With only three years remaining to the end of African Growth and Opportunity Act project , Planetarium Team leader remain upbeat that Malawi can edge out other countries to become bigger exporter in the sub-Saharan region.

Charles Nyekanyeka a co-founder of Planetarium institute has urged existing and upcoming investors to pool resources together to enjoy from the economies of scale when exporting their commodities on the international market especially in AGOA designated regions of South Africa and America.

He was saying this on Tuesday during a press briefing at crossroads hotel in Lilongwe during which he highlighted areas that accords opportunities to local SMSEs to do well in the next competitions of AGOA before winding up in 2025.

Charles Nyekanyeka

“We are currently appealing to the existing exporters who are exporting to South Africa and United States that they should join the competition of AGOA so that we can profile who they are, which value chain are they exporting to AGOA designated countries by among other things identifying their institution capacity.

“But more importantly we would want to encourage our exporters in the country to avoid working individually but they should find means of combining their commodities that should be sent in bulk aimed at reducing transport cost and ease financial problems to purchase state of the art machineries to produce quality things that offer them a chance to get the AGOA export award in the next remaining three years,” Nyekanyeka said.

According to Nyekanyeka AGOA has an interest in selected value chain of sesame oil, moringa, natural honey, mangoes, chilli, paprika, pigeon peas, beans, oil cake, Macademia, sugar and tea.

He said currently Malawi is on top four in the production of macadamia in the world.

President of the Cross Border Association of Malawi Steven Yohane agreed that unity and joint ventures can give them an opportunity to bring home the AGOA award in the remaining three years.

He, however cited competition amongst themselves as one factor that is reason for lack of joint ventures for businesses in the country.

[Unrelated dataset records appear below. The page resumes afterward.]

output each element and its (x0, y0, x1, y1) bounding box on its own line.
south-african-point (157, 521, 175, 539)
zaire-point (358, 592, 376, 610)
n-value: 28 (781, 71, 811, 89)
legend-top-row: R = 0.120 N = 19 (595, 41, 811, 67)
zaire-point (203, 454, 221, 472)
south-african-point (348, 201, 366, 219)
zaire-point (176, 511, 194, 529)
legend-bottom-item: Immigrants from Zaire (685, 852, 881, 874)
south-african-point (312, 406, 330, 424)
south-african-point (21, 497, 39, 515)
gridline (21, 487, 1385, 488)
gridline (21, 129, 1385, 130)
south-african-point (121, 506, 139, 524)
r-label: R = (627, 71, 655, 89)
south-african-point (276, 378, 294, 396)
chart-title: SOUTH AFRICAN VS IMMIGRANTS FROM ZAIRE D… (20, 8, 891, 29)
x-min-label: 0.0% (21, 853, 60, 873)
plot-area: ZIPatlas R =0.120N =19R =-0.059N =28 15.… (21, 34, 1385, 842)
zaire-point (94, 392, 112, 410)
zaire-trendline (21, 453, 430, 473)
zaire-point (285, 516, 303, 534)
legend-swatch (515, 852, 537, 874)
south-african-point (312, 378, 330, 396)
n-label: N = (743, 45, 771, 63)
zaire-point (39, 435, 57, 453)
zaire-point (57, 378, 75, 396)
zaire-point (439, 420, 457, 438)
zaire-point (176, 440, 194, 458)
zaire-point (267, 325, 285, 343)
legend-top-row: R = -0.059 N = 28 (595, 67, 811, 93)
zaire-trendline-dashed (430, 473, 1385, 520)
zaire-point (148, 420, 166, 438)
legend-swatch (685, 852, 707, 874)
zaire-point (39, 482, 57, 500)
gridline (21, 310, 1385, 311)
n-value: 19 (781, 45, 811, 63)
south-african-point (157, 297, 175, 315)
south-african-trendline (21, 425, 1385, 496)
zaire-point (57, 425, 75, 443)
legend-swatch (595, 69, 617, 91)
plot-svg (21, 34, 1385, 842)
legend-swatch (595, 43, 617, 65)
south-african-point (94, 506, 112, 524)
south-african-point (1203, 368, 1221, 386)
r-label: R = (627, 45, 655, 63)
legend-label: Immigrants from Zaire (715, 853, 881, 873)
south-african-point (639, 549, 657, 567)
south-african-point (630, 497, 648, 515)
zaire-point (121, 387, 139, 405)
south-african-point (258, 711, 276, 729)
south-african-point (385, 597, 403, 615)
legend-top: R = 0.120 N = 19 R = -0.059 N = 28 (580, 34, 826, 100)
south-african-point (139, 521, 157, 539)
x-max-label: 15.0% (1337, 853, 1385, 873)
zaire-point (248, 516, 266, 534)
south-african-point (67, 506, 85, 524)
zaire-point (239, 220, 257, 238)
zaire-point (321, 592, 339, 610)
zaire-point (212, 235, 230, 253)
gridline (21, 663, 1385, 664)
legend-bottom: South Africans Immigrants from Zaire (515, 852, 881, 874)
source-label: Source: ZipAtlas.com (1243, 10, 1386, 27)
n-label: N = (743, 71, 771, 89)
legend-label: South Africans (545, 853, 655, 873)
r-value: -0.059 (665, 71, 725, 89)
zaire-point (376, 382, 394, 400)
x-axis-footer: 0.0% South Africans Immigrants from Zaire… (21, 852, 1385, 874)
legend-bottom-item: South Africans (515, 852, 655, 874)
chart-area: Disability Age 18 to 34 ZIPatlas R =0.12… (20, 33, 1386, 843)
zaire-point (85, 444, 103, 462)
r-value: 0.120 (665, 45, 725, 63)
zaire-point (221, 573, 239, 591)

On his part USAID Trade Investment Hub country representative in Malawi Dagrous Msiska explained the objectives and importance of the competition saying the award is one way of bolstering African economic growth and reduce poverty through promotion of trade on the international market.

“The USA trade hub has been working with the ecosystem since the project started in 2000 and right now it is heading towards its final phase as it is ending in 2025.The ecosystem comprises the government and private sector largely to drive the trade to the US because of capacity that has been belt locally,” Msiska said.

In partnership with a South African based agency, the Eastern Cape Development Corporation(ECDC), Planetarium Institute has been promoting regional exporter award 2021 in Malawi .The award was in South Africa hosted by ECDC on 8 December where eight countries participated.

Nationally a Malawian firm Conforzi Plantation Limited exporters of tea and macadamia became winners and took part in the competition for the first time at this year’s exporter award in South Africa while Homes from Karonga emerged winner of the best exporter to U.S where businesses from Botwasana, Malawi, Eswathini, Lesotho, Mozambique, Namibia, South Africa and Zambia participated.